Aber Moment, erklärt dieser Text nicht gerade doch, besonders perfide, bestimmte Stimmen sollten nicht gehört werden?
Selbst totalitär
Nein, er steuert nur auf ein Argument zu, warum diese spezielle Kritik höchst kritikwürdig ist: Die Kritik ist nicht nur nicht analytisch, analytische Kritik wird auch einfach ausgeblendet. Die anderen, die all das mit der Gefahr und der Angst für bare Münze nehmen, die soll man in der Karikatur für Untertanen halten. Solchen wird allgemein und historisch bedingt speziell in Deutschland Kadavergehorsam nachgesagt, Dummheit und Lust am Beherrschtwerden. Als gäbe es in Kultur, Politik und – ja – Medien nicht zahlreiche Stimmen, die gleichfalls Kritik am politischen Handeln auf Länder- und Bundesebene üben.
Das ist nicht nur unsolidarisch gegenüber den Toten, den Leidenden und Trauernden. Es ist auch unsolidarisch gegenüber all jenen, die substanziell kritisieren. Mehr noch: Es ist demagogisch und, indem es Totalitarismus behauptet, wo eigentlich nur gesellschaftlicher Konsens herrscht (dass dieses Virus gefährlich ist), selbst totalitär.
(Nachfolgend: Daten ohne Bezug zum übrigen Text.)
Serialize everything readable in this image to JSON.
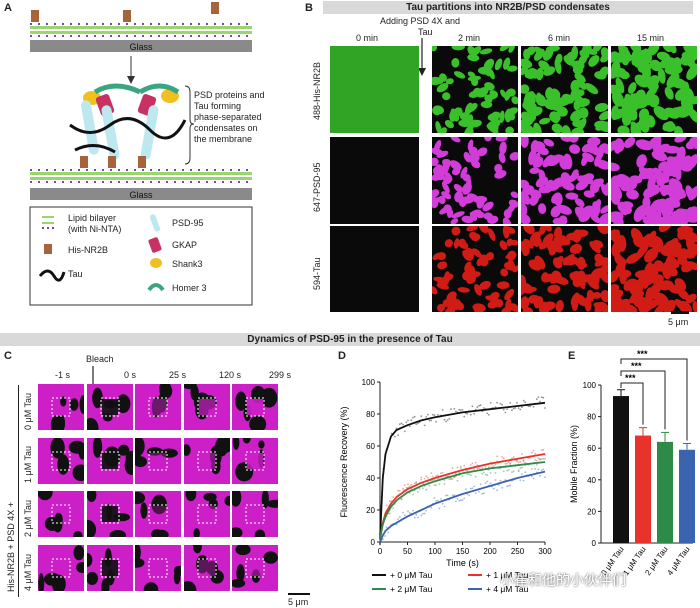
{
  "panel_a": {
    "letter": "A",
    "glass_label": "Glass",
    "glass_label2": "Glass",
    "description": [
      "PSD proteins and",
      "Tau forming",
      "phase-separated",
      "condensates on",
      "the membrane"
    ],
    "legend": {
      "lipid": [
        "Lipid bilayer",
        "(with Ni-NTA)"
      ],
      "nr2b": "His-NR2B",
      "tau": "Tau",
      "psd95": "PSD-95",
      "gkap": "GKAP",
      "shank3": "Shank3",
      "homer3": "Homer 3"
    }
  },
  "panel_b": {
    "letter": "B",
    "title": "Tau partitions into NR2B/PSD condensates",
    "annotation": [
      "Adding PSD 4X and",
      "Tau"
    ],
    "timepoints": [
      "0 min",
      "2 min",
      "6 min",
      "15 min"
    ],
    "rows": [
      "488-His-NR2B",
      "647-PSD-95",
      "594-Tau"
    ],
    "scale": "5 μm",
    "colors": {
      "green": "#39c02a",
      "magenta": "#d23cd8",
      "red": "#d01c14"
    }
  },
  "section_title": "Dynamics of PSD-95 in the presence of Tau",
  "panel_c": {
    "letter": "C",
    "bleach": "Bleach",
    "timepoints": [
      "-1 s",
      "0 s",
      "25 s",
      "120 s",
      "299 s"
    ],
    "rows": [
      "0 μM Tau",
      "1 μM Tau",
      "2 μM Tau",
      "4 μM Tau"
    ],
    "side_label": "His-NR2B + PSD 4X +",
    "scale": "5 μm"
  },
  "panel_d": {
    "letter": "D",
    "chart_data": {
      "type": "line",
      "xlabel": "Time (s)",
      "ylabel": "Fluorescence Recovery (%)",
      "xlim": [
        0,
        300
      ],
      "ylim": [
        0,
        100
      ],
      "xticks": [
        0,
        50,
        100,
        150,
        200,
        250,
        300
      ],
      "yticks": [
        0,
        20,
        40,
        60,
        80,
        100
      ],
      "series": [
        {
          "name": "+ 0 μM Tau",
          "color": "#111111",
          "x": [
            0,
            5,
            10,
            20,
            30,
            50,
            75,
            100,
            150,
            200,
            250,
            300
          ],
          "values": [
            2,
            40,
            55,
            66,
            70,
            73,
            76,
            78,
            81,
            83,
            85,
            87
          ]
        },
        {
          "name": "+ 1 μM Tau",
          "color": "#e8322a",
          "x": [
            0,
            5,
            10,
            20,
            30,
            50,
            75,
            100,
            150,
            200,
            250,
            300
          ],
          "values": [
            2,
            12,
            18,
            24,
            28,
            33,
            37,
            40,
            45,
            49,
            52,
            55
          ]
        },
        {
          "name": "+ 2 μM Tau",
          "color": "#2e8b47",
          "x": [
            0,
            5,
            10,
            20,
            30,
            50,
            75,
            100,
            150,
            200,
            250,
            300
          ],
          "values": [
            2,
            11,
            16,
            22,
            26,
            31,
            35,
            38,
            43,
            46,
            48,
            50
          ]
        },
        {
          "name": "+ 4 μM Tau",
          "color": "#3a63b0",
          "x": [
            0,
            5,
            10,
            20,
            30,
            50,
            75,
            100,
            150,
            200,
            250,
            300
          ],
          "values": [
            0,
            4,
            7,
            10,
            12,
            16,
            20,
            24,
            30,
            35,
            40,
            44
          ]
        }
      ]
    }
  },
  "panel_e": {
    "letter": "E",
    "chart_data": {
      "type": "bar",
      "ylabel": "Mobile Fraction (%)",
      "ylim": [
        0,
        100
      ],
      "yticks": [
        0,
        20,
        40,
        60,
        80,
        100
      ],
      "categories": [
        "0 μM Tau",
        "1 μM Tau",
        "2 μM Tau",
        "4 μM Tau"
      ],
      "values": [
        93,
        68,
        64,
        59
      ],
      "errors": [
        4,
        5,
        6,
        4
      ],
      "colors": [
        "#111111",
        "#e8322a",
        "#2e8b47",
        "#3a63b0"
      ],
      "significance": [
        "***",
        "***",
        "***"
      ]
    }
  },
  "watermark": "小崔和他的小伙伴们"
}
Wer all die Stimmen einfach ausblendet, die differenziert und dadurch nicht weniger heftig die Vorfahrt für die Wirtschaft, die Nichtbeachtung der Marginalisierten, von Kindern und psychisch Kranken und nicht zuletzt die völlige Ignoranz gegenüber Kunst und Kultur kritisieren, handelt nicht nur gedankenlos. Er will offensichtlich auch jene Positionen beschädigen, die anders und anderes kritisieren als er selbst. Das aber ist das – sorry to say – Playbook des Faschismus in der Opposition.
Eitelkeit und eine gewisse esoterische Verblendung
Damit ist das alles auch anschlussfähig an die Diktatur-Behauptung der Querdenkerinnen und stellt sich unweigerlich in ihren Kontext. Um Beifall von rechts zu vermeiden, muss das Theater leer sein? Well, vielleicht sollte man auch einfach auf der Bühne eines YouTube-Videos keinen menschenverachtenden Mist labern. Der Beifall ertönt, weil es keine Differenzierung gibt, keine Anerkennung von Leid und der regierungskritischen Leistung anderer. Das Gros der Videos ist in seiner Unschärfe und in seinem polemischen Ausblenden der Opfer wie gemacht für Resonanz im (rechten) Todeskult, wonach halt überlebt, wer sich sorgsam stählt und pflegt und eben lebensfähig ist. Und was in den Videos sonst noch zu sehen ist, ist Eitelkeit und eine gewisse esoterische Verblendung.
Es gehört nun auch zur Form dieser Kritik, dass sie Gegenrede als Bestätigung ihrer These liest: "Seht Ihr, abweichende Meinungen sollen wirklich mundtot gemacht werden!" Oder auch: "Die Aufregung zeigt, dass sie einen wunden Punkt getroffen haben."
Nope, sie zeigt nur, dass man allein dort hart in der Sache streiten kann, wo überhaupt erst Einigkeit über die Faktenlage herrscht. Ist das nicht gegeben, braucht diese neue Form der Kritik auch eine neue Form der Gegenrede. Wenn gesagt wird, man wolle die Diskussion öffnen und verbreitern, muss die Antwort lauten: So nicht mit uns! Der ritualisierte Aushandlungsprozess, Rede – Gegenrede – Wahrheit in der Mitte, ist hier nun so tot, wie er es etwa bei Sprechversuchen mit Nazis schon immer war.
Dass das nicht bedeutet, dass alle querdenkenden Schauspielerinnen Nazis oder Esoteriker sind: Himmel hilf, dass sie’s verstehen.